Single by Junior H

from the album $ad Boyz 4 Life II
- Language: Spanish
- English title: "And I Cry"
- Released: 6 October 2023
- Genre: Regional Mexican; urban sierreño;
- Length: 2:59
- Label: Warner Music Latina; Rancho Humilde;
- Songwriter: Gael Leonardo Iñiguez Valenzuela
- Producers: Antonio Herrera Perez; Jimmy Humilde; Ernesto Fernandez;

Junior H singles chronology
| "Guerreros Aztecas" (2023) | "Y Lloro" (2023) |  |

= Y Lloro =

"Y Lloro" (stylized in all capital letters) is a song by Mexican singer and composer Junior H. It was released on 6 October 2023 as the lead single for the singer's album $ad Boyz 4 Life II. The song was written by Gael Leonardo Iñiguez Valenzuela and was produced by the singer himself, along with Jimmy Humilde and Ernesto Fernandez.

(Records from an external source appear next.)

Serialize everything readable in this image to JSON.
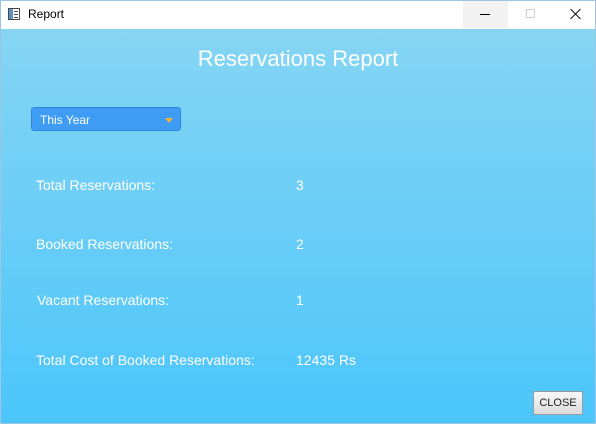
{
  "window": {
    "title": "Report",
    "icon": "app-window-icon"
  },
  "report": {
    "title": "Reservations Report",
    "period_select": {
      "value": "This Year"
    },
    "rows": [
      {
        "label": "Total Reservations:",
        "value": "3"
      },
      {
        "label": "Booked Reservations:",
        "value": "2"
      },
      {
        "label": "Vacant Reservations:",
        "value": "1"
      },
      {
        "label": "Total Cost of Booked Reservations:",
        "value": "12435 Rs"
      }
    ],
    "close_label": "CLOSE"
  },
  "colors": {
    "background_top": "#86d5f3",
    "background_bottom": "#4bc6fb",
    "select_background": "#3f9cf4",
    "select_arrow": "#f0b13a",
    "text": "#ffffff"
  }
}
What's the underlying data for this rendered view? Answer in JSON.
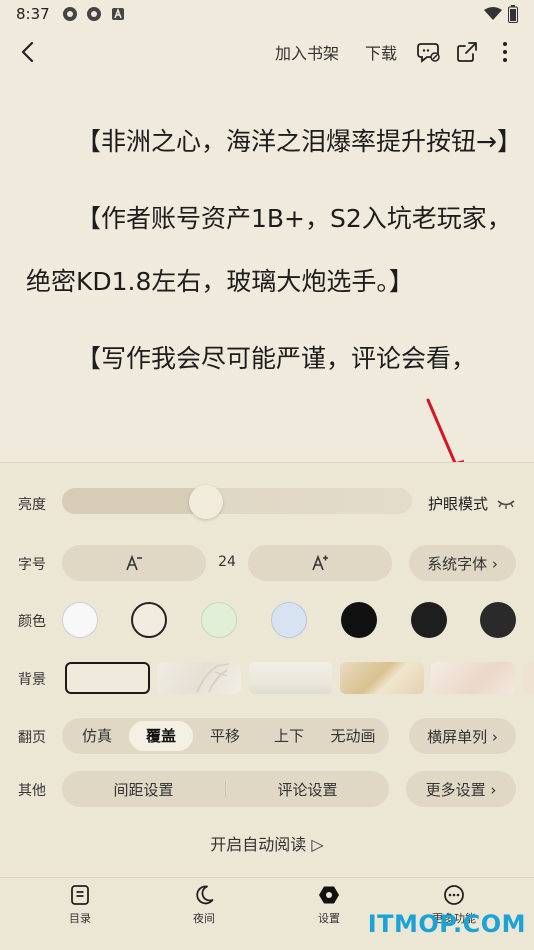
{
  "status_bar": {
    "time": "8:37"
  },
  "topbar": {
    "add_shelf": "加入书架",
    "download": "下载"
  },
  "reader": {
    "paragraphs": [
      "【非洲之心，海洋之泪爆率提升按钮→】",
      "【作者账号资产1B+，S2入坑老玩家，绝密KD1.8左右，玻璃大炮选手。】",
      "【写作我会尽可能严谨，评论会看，"
    ]
  },
  "settings": {
    "brightness": {
      "label": "亮度",
      "level_percent": 41,
      "eye_mode": "护眼模式"
    },
    "font": {
      "label": "字号",
      "size_value": "24",
      "system_font": "系统字体 ›"
    },
    "color": {
      "label": "颜色",
      "swatches": [
        "#f8f8f8",
        "#f1ecdf",
        "#e2efd8",
        "#d7e3f1",
        "#111111",
        "#1e1e1e",
        "#2a2a2a"
      ]
    },
    "background": {
      "label": "背景"
    },
    "page_turn": {
      "label": "翻页",
      "options": [
        "仿真",
        "覆盖",
        "平移",
        "上下",
        "无动画"
      ],
      "selected": "覆盖",
      "landscape": "横屏单列 ›"
    },
    "other": {
      "label": "其他",
      "spacing": "间距设置",
      "comment": "评论设置",
      "more": "更多设置 ›"
    },
    "auto_read": "开启自动阅读 ▷"
  },
  "bottom_nav": {
    "items": [
      {
        "label": "目录",
        "icon": "catalog-icon"
      },
      {
        "label": "夜间",
        "icon": "moon-icon"
      },
      {
        "label": "设置",
        "icon": "settings-hex-icon"
      },
      {
        "label": "更多功能",
        "icon": "more-dots-icon"
      }
    ]
  },
  "watermark": "ITMOP.COM"
}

== Commercial performance ==
"Y Lloro" debuted on the Billboard Hot 100 chart, peaking at number 97. The song also debuted on the Billboard Global 200 chart at number 92, the Hot Latin Songs chart at number 12, and the Mexico Songs chart at number 8.

== Promotion ==
===Music video===
An official music video for the song was uploaded on 6 October 2023 through Junior H's YouTube channel. The music video was filmed in Los Angeles, California.

===Visualizer===
A visualizer for the song was uploaded on 6 October 2023 through the singer's YouTube channel, along with the other visualizers for the other songs off $ad Boyz 4 Life II.

== Charts ==

===Weekly charts===

Weekly chart performance for "Y Lloro"
| Chart (2023–2024) | Peak position |
|---|---|
| Global 200 (Billboard) | 77 |
| Mexico (Billboard) | 6 |
| US Billboard Hot 100 | 79 |
| US Hot Latin Songs (Billboard) | 10 |
| US Latin Airplay (Billboard) | 26 |
| US Regional Mexican Airplay (Billboard) | 9 |

===Year-end charts===

Year-end chart performance for "Y Lloro"
| Chart (2024) | Position |
|---|---|
| Global 200 (Billboard) | 151 |
| US Hot Latin Songs (Billboard) | 14 |

== Certifications ==

Certifications for "Y Lloro"
| Region | Certification | Certified units/sales |
| United States (RIAA) | 19× Platinum (Latin) | 1,140,000^{‡} |
^{‡} Sales+streaming figures based on certification alone.